Definition: An incentive is an item (product or voucher) offered to a research participant either at the time of participation (offered to all participants) or as a prize draw (occurring at the end of the fieldwork).

  1. Is it really necessary?
    Our community should want to give us their feedback without us having to pay for it. We don’t want to set a precedent that it is only worth providing feedback if there is a reward.  Offering an incentive also increases the likelihood that people will just complete the survey to enter the prize draw (resulting in answers which are not as honest), or complete it multiple times. When offering an incentive we need to factor in methods to identify people who are ‘skimming’ (just completing the survey for the prize), as well as those who complete it multiple times for multiple chances at winning.
  2. Is the prize appropriate?
    When offering an incentive, it is important to ensure that it isn’t going to skew who participates in the survey. For instance, if you offer a public transport voucher, you are going to get a disproportionate number of respondents who use public transport, and those who live in areas without access to public transport who might otherwise have participated, may not bother. Try to pick something that would be of value to all demographics and locations.
  3. Does the prize comply with lottery laws?
    The following information is specific to Victoria, Australia. If people are likely to be responding from other states or Countries, you will need to review the laws in each location.
    If offering an incentive as a prize draw (that is, people provide their details and then a random entrant is drawn to win) it is recognised under Victorian lottery law as a ‘trade promotion lottery’. When running a trade promotion lottery, entering must be free and you must include the following information when the respondent enters the prize draw:

    • Closing date
    • Where and when the prize will be drawn
    • Where the names will be published (If the prize is over $1,000 you must publish the name of the winner.)
    • Any other entry requirements (such as they must have completed at least 80% of the survey and only one entry per person will be accepted).

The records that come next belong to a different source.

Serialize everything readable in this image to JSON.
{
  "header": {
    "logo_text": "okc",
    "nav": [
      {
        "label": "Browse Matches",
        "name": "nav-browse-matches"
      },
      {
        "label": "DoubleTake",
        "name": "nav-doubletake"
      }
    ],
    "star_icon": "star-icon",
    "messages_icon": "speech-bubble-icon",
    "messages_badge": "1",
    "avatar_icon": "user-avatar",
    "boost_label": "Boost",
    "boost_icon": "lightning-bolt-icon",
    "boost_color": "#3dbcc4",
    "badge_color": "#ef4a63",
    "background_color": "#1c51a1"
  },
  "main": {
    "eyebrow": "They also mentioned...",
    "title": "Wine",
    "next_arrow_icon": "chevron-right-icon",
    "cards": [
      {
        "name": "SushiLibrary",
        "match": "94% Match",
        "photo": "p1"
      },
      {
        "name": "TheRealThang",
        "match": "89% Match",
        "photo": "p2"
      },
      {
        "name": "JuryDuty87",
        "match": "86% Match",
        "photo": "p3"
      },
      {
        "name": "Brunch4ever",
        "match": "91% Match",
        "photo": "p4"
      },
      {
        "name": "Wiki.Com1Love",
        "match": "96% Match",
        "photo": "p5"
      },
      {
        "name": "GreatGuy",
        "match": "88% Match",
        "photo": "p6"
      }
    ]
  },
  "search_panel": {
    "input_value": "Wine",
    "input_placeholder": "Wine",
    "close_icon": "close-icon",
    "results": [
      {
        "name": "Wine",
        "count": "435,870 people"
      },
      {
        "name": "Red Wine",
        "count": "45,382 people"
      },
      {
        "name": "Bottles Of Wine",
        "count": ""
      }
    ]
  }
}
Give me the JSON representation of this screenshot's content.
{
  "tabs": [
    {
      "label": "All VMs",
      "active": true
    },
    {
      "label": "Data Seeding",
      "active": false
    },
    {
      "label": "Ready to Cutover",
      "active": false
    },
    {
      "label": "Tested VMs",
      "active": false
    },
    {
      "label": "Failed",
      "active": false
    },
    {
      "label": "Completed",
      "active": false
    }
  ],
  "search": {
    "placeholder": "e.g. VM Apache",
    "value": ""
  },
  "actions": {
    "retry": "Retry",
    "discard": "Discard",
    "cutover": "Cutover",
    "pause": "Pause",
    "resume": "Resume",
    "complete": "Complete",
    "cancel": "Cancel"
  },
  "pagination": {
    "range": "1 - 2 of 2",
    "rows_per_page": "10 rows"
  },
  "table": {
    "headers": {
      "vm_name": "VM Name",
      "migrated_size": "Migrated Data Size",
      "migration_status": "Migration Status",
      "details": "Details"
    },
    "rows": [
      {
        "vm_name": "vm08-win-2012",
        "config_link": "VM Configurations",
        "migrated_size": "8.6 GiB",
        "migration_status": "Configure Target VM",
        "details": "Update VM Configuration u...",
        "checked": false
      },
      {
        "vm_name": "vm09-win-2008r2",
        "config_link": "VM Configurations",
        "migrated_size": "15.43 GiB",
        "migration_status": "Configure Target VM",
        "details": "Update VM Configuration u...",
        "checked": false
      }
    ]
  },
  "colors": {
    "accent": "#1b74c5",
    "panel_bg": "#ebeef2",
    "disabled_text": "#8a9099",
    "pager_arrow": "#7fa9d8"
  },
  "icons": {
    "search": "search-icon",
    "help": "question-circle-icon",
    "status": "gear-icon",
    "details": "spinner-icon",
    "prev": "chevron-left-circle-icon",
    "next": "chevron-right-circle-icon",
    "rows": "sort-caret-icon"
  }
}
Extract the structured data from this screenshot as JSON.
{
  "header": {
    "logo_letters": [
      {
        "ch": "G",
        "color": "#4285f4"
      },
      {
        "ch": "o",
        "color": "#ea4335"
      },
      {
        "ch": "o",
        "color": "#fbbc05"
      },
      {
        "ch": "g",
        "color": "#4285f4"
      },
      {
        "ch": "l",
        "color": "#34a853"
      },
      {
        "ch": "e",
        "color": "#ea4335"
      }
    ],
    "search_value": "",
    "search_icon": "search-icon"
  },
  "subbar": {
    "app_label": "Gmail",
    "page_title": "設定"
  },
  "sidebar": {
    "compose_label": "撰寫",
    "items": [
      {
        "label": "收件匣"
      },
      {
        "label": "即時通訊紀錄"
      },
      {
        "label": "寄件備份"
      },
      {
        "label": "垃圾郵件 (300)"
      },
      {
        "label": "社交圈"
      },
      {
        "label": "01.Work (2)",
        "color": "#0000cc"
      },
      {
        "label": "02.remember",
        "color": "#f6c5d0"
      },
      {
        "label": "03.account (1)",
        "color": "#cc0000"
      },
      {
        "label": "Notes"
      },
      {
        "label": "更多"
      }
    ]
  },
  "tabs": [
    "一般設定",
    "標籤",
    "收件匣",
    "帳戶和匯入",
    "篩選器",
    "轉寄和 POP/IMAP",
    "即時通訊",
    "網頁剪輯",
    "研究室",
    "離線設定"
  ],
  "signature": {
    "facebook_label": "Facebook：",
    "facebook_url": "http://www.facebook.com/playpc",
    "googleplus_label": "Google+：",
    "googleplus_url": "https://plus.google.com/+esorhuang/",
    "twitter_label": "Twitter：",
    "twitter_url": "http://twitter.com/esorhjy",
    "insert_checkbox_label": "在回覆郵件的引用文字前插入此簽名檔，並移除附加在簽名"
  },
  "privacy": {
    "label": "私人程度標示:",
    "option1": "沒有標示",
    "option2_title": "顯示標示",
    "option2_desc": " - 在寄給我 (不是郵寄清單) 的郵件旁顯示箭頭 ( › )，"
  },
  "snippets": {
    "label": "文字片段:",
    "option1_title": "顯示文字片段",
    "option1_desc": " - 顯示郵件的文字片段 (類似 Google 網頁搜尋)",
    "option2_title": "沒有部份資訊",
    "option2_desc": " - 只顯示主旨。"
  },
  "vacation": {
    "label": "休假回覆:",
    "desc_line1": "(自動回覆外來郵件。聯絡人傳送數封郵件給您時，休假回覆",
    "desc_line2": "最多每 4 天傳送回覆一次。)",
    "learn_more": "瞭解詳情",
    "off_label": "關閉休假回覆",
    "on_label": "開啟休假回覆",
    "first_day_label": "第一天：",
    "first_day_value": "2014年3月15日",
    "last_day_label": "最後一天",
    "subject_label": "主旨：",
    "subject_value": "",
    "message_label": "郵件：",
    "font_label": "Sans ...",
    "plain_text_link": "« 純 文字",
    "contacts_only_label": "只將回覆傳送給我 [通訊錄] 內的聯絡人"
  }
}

Other items for consideration are:

    • You must notify the winner in writing
    • Records must be kept for 3 years to prove random selection.
    • Winner must be selected using a randomisation algorithm (so each person has equal chance of being selected).
    • The prize must be delivered to the winner within 28 days of being drawn.
    • The winner may be substituted for another draw only if reasonable efforts have been made to contact them and were unsuccessful.
    • If you need to change the prize after commencement of the survey, the new prize must be of equal or greater value and the winner needs to agree in writing, or you need to make reasonable attempts to provide the alternative.

Privacy law

In order to comply with privacy law, you must follow the following steps regarding the personal information collected to enter the draw (name, email, phone number, address etc):

  1. In the introduction to the section asking for their personal information for the prize draw, include a link to your privacy policy:
  2. When collecting this information, it must not be physically stored outside of Australia (that is, you can’t use Surveymonkey or Google forms. ASDF research has a locally installed online surveying tool, hosted in Australia. Please see our Online Surveying information sheet for further details).
  3. Ensure that you do not store the contact information in the same data file as the survey responses.
  4. The contact information provided must not be used for any other purpose, unless written permission is provided by the individual. That is, if you collect their name and email address for a prize draw, you are not allowed to add them to your enewsletter list. You can include a checkbox asking if they would like to be added to the list, but this must be default unchecked.